A new database providing detailed and comparable tax revenue information for 80 countries around the world – and which will expand to cover more than 90 countries by the end of 2018 – was unveiled during the 5th plenary meeting of the Inclusive Framework on BEPS, held in Lima, Peru.

The Global Revenue Statistics Database provides the largest public source of comparable tax revenue data, which is produced in partnership with countries and regional organisations. The database provides reliable and accessible country-specific indicators on tax levels and structures, supports global efforts to raise domestic revenues for sustainable development, contributing directly to the Sustainable Development Goals and the Addis Ababa Action Agenda. It will strengthen the capacity of governments and tax policy-makers to develop and implement tax policy reforms that will raise domestic resources to fund the provision of vital public goods and services.

“With information covering 80 countries, the Global Revenue Statistics Database sets the global standard for robust and comparable tax revenue data” said Pascal Saint-Amans, Director of the OECD Centre for Tax Policy and Administration. “It is a vital foundation for tax policy reform and in supporting efforts to raise domestic resources to fund development”.

working paper, drawing on the new database, shows that in the 21st century countries have made strong progress towards mobilising domestic financing for development. Levels of tax revenues are now higher and more even across countries than at the turn of the century; and countries with the lowest revenues have experienced the largest increases in their tax-to-GDP ratios.
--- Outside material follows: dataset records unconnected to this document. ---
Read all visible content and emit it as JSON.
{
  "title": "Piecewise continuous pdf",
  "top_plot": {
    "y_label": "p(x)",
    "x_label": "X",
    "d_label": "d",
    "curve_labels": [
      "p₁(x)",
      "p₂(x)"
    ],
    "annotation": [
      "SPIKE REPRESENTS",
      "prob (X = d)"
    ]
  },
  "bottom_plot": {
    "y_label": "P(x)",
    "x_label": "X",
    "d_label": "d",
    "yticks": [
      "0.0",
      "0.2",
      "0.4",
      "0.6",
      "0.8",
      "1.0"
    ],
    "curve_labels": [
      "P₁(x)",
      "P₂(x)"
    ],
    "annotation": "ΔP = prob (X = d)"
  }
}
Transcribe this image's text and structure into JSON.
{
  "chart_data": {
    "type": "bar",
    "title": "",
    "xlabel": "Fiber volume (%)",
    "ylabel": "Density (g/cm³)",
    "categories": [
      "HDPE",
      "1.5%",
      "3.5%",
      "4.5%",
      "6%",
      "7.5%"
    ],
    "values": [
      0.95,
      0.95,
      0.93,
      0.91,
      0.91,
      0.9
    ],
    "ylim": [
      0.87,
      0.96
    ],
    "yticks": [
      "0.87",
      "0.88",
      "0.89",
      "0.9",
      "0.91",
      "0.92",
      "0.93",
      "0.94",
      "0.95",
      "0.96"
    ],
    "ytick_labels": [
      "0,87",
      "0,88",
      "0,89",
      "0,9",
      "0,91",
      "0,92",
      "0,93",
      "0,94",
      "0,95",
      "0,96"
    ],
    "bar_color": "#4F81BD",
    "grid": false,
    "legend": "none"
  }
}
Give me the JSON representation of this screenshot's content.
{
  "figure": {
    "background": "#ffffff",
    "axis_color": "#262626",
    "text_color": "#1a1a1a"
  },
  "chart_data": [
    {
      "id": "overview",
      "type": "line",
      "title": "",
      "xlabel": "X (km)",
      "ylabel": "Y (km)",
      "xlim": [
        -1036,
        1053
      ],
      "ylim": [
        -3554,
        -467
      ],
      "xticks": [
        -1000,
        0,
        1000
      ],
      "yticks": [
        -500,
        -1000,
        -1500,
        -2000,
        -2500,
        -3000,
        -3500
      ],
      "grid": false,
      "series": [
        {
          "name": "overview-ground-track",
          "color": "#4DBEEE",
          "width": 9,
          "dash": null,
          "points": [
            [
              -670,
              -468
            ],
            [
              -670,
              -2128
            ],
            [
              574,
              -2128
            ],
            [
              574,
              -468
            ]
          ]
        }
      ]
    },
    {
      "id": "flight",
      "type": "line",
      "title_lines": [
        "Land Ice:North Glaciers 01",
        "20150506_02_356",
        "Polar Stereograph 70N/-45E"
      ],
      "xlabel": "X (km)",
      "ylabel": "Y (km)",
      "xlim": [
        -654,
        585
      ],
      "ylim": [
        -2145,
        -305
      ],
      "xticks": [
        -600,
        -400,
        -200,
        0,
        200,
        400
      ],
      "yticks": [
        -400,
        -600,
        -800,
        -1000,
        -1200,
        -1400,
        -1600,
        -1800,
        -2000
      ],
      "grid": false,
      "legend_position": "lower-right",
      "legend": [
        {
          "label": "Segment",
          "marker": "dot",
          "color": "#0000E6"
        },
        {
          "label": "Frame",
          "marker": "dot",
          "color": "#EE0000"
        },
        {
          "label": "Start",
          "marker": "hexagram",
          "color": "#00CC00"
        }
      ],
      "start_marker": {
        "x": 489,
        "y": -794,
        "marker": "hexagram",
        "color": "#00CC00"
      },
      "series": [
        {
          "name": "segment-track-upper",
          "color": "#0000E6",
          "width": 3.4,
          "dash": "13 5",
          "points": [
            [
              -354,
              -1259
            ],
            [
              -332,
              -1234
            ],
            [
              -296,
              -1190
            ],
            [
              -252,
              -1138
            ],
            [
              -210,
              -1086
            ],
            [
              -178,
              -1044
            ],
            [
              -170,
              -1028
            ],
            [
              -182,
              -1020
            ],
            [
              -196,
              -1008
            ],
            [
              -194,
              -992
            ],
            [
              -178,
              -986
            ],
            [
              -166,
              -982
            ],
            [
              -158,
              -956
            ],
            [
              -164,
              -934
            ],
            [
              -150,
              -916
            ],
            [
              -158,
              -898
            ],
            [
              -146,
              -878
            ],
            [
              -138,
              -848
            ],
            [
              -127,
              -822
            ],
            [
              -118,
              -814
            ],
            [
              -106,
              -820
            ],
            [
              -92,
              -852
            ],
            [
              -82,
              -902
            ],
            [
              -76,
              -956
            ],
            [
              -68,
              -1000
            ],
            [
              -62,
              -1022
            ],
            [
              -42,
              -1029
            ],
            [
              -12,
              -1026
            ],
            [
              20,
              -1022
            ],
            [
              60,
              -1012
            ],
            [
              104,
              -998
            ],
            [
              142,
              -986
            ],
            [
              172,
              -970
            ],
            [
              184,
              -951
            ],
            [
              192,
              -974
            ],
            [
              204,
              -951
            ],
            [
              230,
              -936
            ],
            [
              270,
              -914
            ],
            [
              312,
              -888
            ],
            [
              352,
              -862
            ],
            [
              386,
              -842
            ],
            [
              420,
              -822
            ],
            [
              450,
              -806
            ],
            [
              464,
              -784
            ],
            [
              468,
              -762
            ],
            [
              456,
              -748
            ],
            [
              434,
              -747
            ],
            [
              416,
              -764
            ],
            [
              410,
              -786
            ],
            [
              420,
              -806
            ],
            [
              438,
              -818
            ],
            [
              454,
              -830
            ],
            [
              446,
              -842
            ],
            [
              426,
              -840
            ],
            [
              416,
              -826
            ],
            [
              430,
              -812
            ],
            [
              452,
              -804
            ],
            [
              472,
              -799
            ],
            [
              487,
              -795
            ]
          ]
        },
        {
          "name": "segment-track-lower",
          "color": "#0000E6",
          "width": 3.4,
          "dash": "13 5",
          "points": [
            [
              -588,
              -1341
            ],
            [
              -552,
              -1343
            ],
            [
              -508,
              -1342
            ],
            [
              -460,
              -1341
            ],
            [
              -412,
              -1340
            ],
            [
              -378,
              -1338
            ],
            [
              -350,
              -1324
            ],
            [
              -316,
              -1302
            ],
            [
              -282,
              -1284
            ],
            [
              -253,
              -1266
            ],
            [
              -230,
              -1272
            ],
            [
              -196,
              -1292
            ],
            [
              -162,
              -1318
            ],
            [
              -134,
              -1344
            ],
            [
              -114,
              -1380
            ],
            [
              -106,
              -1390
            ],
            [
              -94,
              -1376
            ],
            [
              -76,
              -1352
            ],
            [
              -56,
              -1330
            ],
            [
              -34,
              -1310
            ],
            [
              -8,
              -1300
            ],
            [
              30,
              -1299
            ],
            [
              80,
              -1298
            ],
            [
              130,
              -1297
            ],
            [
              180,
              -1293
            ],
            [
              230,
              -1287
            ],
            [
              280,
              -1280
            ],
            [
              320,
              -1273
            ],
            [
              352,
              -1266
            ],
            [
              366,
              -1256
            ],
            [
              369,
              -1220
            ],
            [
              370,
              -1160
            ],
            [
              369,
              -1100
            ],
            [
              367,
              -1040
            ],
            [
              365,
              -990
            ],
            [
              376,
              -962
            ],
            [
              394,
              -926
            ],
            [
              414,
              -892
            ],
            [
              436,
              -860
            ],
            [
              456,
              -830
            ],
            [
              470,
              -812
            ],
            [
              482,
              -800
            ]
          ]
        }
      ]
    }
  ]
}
The Global Revenue Statistics Database integrates information from the four annual Revenue Statistics publications, which provide tailored insights on tax systems and revenue priorities in African, Asian, Latin American and Caribbean (LAC), and OECD countries. Based on the internationally-recognised OECD standard, the publications are produced in partnership with regional partners, with the financial support of the European Union, and in close collaboration with participating countries.

Key findings from the working paper (drawing from the new database):

  • Across the 80 countries, tax-to-GDP ratios range from 10.8% to 45.9%.
    • Half of the countries have a tax-to-GDP ratio ranging between 18.2% and 33.2% of GDP.
    • The median tax-to-GDP ratio is 26.2%.
  • Since 2000, three-quarters of the countries in the database have increased their tax to GDP ratios:
    • Half of the countries have increased their tax-to-GDP ratios by between 0 and 5% of GDP;
    • A further quarter have increased their tax-to-GDP ratio by more than 5% of GDP. Most of these countries are from Africa and LAC.
    • The remaining quarter of countries, where tax-to-GDP ratios fell, are predominantly OECD countries.
  • In Africa (16) and LAC, taxes on goods and services (especially VAT) and corporate income taxes are particularly important as a share of revenues. Social security contributions and personal income taxes form the highest shares of tax revenue in most OECD countries, with VAT playing a smaller role.
  • Since 2000, VAT has become increasingly significant in more than three-quarters of the countries, in many cases, with corresponding falls in the share of income taxation or taxes on other goods and services. The exceptions are the quarter of countries with the highest increases in their tax to GDP ratios, which recorded strong increases in most or all major tax types.
  • Per capita income, and different types of tax structures, are linked to the level of taxation.
    • There is a positive correlation between tax-to-GDP levels, per-capita income levels and the share of personal income tax and social security contributions.
    • There is a negative correlation between tax-to-GDP levels and the shares of corporate taxes and taxes on goods and services.